I had a look of the DB on Node A with sqlite tools. Node B is not compacted so the revision is huge.

Node A
Docs:
21|-AoWVxTpIuka3yvx36udp7g I am assuming 21 would be the internal Id used on revision table…

Revisions:
22|6|3-603488f7609859b95978b5569dbd4949|21|1|1|{}|1| // not sure if related…
80|21|3-55fceee41ce7a6baa8069ba5e190c6e1||1|1|{}|1|
88|21|1-903b99929c1def2ac8937276a3d4c7f7||0|0||1|
89|21|2-cfb9c332abbdcd9d9cfd8d302a92a342|88|0|0||1|

Interesting how delete actually has a lower sequence number than the two changes… but again, those two changes could have been replicated back from Node B?

Would you like me to run the same check on Node B? I can compact the db and then query it…

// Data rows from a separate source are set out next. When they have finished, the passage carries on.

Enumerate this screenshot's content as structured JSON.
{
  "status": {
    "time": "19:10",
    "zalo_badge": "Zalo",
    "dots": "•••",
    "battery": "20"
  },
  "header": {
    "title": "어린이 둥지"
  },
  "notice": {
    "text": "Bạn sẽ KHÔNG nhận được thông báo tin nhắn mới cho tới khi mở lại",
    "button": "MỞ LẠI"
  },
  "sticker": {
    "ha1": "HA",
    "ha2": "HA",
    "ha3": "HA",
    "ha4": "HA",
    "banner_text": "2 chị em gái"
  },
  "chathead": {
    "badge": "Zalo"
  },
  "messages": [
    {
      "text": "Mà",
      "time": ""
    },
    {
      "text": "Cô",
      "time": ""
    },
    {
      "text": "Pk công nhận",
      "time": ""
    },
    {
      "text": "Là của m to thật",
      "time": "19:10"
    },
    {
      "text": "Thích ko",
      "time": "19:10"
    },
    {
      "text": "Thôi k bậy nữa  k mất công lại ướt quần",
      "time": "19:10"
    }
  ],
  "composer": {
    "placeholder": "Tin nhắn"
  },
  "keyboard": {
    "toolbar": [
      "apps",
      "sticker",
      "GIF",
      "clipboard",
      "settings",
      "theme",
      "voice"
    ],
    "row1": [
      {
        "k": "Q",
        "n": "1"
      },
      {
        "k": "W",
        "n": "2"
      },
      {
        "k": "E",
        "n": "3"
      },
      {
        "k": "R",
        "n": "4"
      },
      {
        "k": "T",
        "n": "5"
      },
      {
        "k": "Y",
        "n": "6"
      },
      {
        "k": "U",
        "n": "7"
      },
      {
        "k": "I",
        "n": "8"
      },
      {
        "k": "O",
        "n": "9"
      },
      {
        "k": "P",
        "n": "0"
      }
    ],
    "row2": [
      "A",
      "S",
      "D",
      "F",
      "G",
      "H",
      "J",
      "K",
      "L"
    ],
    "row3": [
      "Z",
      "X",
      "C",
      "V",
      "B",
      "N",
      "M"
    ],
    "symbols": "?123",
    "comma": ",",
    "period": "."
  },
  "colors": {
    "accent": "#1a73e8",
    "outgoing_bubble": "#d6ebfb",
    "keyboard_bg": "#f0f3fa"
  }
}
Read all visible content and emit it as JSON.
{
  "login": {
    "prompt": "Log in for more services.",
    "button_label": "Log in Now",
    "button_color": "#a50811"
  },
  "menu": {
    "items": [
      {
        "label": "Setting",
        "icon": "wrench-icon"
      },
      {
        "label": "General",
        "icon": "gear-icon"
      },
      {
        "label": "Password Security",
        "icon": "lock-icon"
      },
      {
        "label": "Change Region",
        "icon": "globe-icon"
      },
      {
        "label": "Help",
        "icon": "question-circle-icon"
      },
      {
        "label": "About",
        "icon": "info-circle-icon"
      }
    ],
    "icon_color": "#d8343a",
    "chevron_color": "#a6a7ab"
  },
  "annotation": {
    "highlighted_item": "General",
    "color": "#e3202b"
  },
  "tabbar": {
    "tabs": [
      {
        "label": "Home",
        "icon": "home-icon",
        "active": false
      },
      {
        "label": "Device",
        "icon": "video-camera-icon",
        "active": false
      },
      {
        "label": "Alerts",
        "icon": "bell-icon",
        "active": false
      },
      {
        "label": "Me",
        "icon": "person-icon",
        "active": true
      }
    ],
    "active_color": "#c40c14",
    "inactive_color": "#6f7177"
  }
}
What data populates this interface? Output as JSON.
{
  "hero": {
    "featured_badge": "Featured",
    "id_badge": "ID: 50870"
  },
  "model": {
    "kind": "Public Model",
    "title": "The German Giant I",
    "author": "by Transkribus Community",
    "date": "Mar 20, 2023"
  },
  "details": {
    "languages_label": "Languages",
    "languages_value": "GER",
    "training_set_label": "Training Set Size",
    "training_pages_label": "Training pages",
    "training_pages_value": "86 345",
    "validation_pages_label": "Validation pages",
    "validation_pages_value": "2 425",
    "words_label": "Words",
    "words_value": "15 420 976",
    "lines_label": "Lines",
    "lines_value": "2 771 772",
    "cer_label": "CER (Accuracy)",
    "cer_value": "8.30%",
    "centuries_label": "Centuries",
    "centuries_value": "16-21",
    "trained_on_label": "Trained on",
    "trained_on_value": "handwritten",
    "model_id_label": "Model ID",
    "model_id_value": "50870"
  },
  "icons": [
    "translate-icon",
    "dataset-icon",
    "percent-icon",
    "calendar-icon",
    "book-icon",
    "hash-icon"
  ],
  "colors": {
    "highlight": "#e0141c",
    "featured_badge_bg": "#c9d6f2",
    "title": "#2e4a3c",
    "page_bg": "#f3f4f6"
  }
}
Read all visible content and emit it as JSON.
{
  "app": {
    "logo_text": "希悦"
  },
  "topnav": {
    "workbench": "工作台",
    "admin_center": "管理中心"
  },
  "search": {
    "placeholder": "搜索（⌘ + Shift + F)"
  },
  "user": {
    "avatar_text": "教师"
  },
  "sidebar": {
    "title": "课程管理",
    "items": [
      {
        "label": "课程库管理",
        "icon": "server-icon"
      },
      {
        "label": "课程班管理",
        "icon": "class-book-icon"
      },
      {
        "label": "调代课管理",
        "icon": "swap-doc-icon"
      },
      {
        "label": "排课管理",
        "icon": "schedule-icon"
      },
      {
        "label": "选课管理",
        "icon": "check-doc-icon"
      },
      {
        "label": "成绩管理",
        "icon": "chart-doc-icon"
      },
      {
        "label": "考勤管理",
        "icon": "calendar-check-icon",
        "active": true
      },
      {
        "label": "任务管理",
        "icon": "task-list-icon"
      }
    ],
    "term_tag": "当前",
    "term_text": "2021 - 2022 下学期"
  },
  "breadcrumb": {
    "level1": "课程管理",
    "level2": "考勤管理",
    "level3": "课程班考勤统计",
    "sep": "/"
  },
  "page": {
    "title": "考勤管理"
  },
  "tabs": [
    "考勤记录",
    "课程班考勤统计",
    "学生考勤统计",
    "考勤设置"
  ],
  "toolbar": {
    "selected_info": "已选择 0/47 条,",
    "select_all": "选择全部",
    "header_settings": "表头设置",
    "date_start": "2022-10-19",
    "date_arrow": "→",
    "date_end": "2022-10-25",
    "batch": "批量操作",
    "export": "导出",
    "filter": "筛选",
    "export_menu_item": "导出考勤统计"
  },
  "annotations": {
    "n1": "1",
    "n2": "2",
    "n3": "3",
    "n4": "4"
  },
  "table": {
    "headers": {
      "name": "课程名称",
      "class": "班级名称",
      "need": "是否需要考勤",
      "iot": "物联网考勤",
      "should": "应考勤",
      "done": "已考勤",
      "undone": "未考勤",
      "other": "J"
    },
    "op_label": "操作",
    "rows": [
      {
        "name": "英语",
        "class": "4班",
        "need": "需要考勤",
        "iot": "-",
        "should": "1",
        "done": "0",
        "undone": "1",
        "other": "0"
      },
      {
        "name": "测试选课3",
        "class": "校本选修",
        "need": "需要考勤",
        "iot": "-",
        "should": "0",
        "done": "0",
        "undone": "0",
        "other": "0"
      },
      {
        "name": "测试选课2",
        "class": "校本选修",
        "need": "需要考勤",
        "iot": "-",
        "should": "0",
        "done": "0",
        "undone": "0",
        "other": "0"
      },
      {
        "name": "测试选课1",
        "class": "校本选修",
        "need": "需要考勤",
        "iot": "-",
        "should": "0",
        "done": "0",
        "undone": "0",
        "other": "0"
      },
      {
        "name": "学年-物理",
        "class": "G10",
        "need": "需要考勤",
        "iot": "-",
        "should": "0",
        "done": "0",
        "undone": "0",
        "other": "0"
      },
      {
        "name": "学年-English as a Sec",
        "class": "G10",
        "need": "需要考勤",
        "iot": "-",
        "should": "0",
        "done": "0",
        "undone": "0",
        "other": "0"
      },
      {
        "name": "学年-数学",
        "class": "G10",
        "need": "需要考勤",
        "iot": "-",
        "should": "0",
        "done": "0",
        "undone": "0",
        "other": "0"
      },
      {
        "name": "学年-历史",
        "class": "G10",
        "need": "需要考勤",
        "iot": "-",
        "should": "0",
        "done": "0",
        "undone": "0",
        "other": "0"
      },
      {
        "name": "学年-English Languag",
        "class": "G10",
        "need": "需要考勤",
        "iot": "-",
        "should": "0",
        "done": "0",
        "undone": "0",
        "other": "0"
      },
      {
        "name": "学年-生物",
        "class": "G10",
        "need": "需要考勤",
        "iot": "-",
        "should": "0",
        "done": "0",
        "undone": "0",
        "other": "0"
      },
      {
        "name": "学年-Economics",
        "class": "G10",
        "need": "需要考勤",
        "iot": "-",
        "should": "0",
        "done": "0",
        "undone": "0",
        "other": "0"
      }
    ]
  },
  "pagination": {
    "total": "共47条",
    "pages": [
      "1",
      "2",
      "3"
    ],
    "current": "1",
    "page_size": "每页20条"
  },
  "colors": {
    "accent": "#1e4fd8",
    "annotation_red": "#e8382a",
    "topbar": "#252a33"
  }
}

This is the scenario I think happened. The SQLite data supports it.

As I noted before

80|21|3-55fceee41ce7a6baa8069ba5e190c6e1||1|1|{}|1|

This is not a valid entry, it is a generation 3 revision with no parent (notice how in 89|21|2-cfb9c332abbdcd9d9cfd8d302a92a342|88|0|0||1| there is an “88” after the rev ID. That means that this revision’s parent is 88. The only revisions allowed to have a NULL parent are generation 1 revisions). If I can figure out how it got there then I can prevent this situation in the future. That’s why I am wondering if this is something you can easily reproduce, or just something that happened once or twice. The latter is far harder to track down the cause of.

It is happening in our application constantly. At least once a day for the last two weeks. I don’t think we are doing anything tricky in our application… I’d say the steps to replicate is: Create one project to use CB lite with push replication. Run two instances of the app and setup replication between them. Do CRUD on node A. That’s it…
I will write another simple app to simulate it and see if I can replicate the issue. If I did, I can send you the app.

Another thing I noticed, I hooked into pushReplication.Changed event and log the status changes. I noticed that, during the day, the push replication stops on both Nodes occasionally… It could be just a furphy… but is it suppose to happen? (The “error” status in the log attached was my app doing it, not a real error. Because I thought the push replication would be idle but never stop)…

{ “time”: “2016-03-03 23:24:43.2386”, “level”: “DEBUG”, “logger”: “MyApp”, “message”: “[Replication] Push status changed to Active” }
{ “time”: “2016-03-03 23:24:44.2559”, “level”: “DEBUG”, “logger”: “MyApp”, “message”: “[Replication] Push status changed to Active” }
{ “time”: “2016-03-03 23:24:44.2559”, “level”: “ERROR”, “logger”: “MyApp”, “message”: “[Replication] Push is Stopped.” }

It’s supposed to, but there is always the possibility of a bug in the logic. I’ve been doing a lot of work on the retry logic recently so I wouldn’t be surprised if you had a commit that is not as good as the current release version. In certain rare cases it will stop (for example, if the URL is invalid or the server returns an error between 400 and 499 for known endpoints, etc).

If you can reproduce it with a simple app, that will be very helpful in diagnosing this. If I can reproduce this I will file a github issue to track it.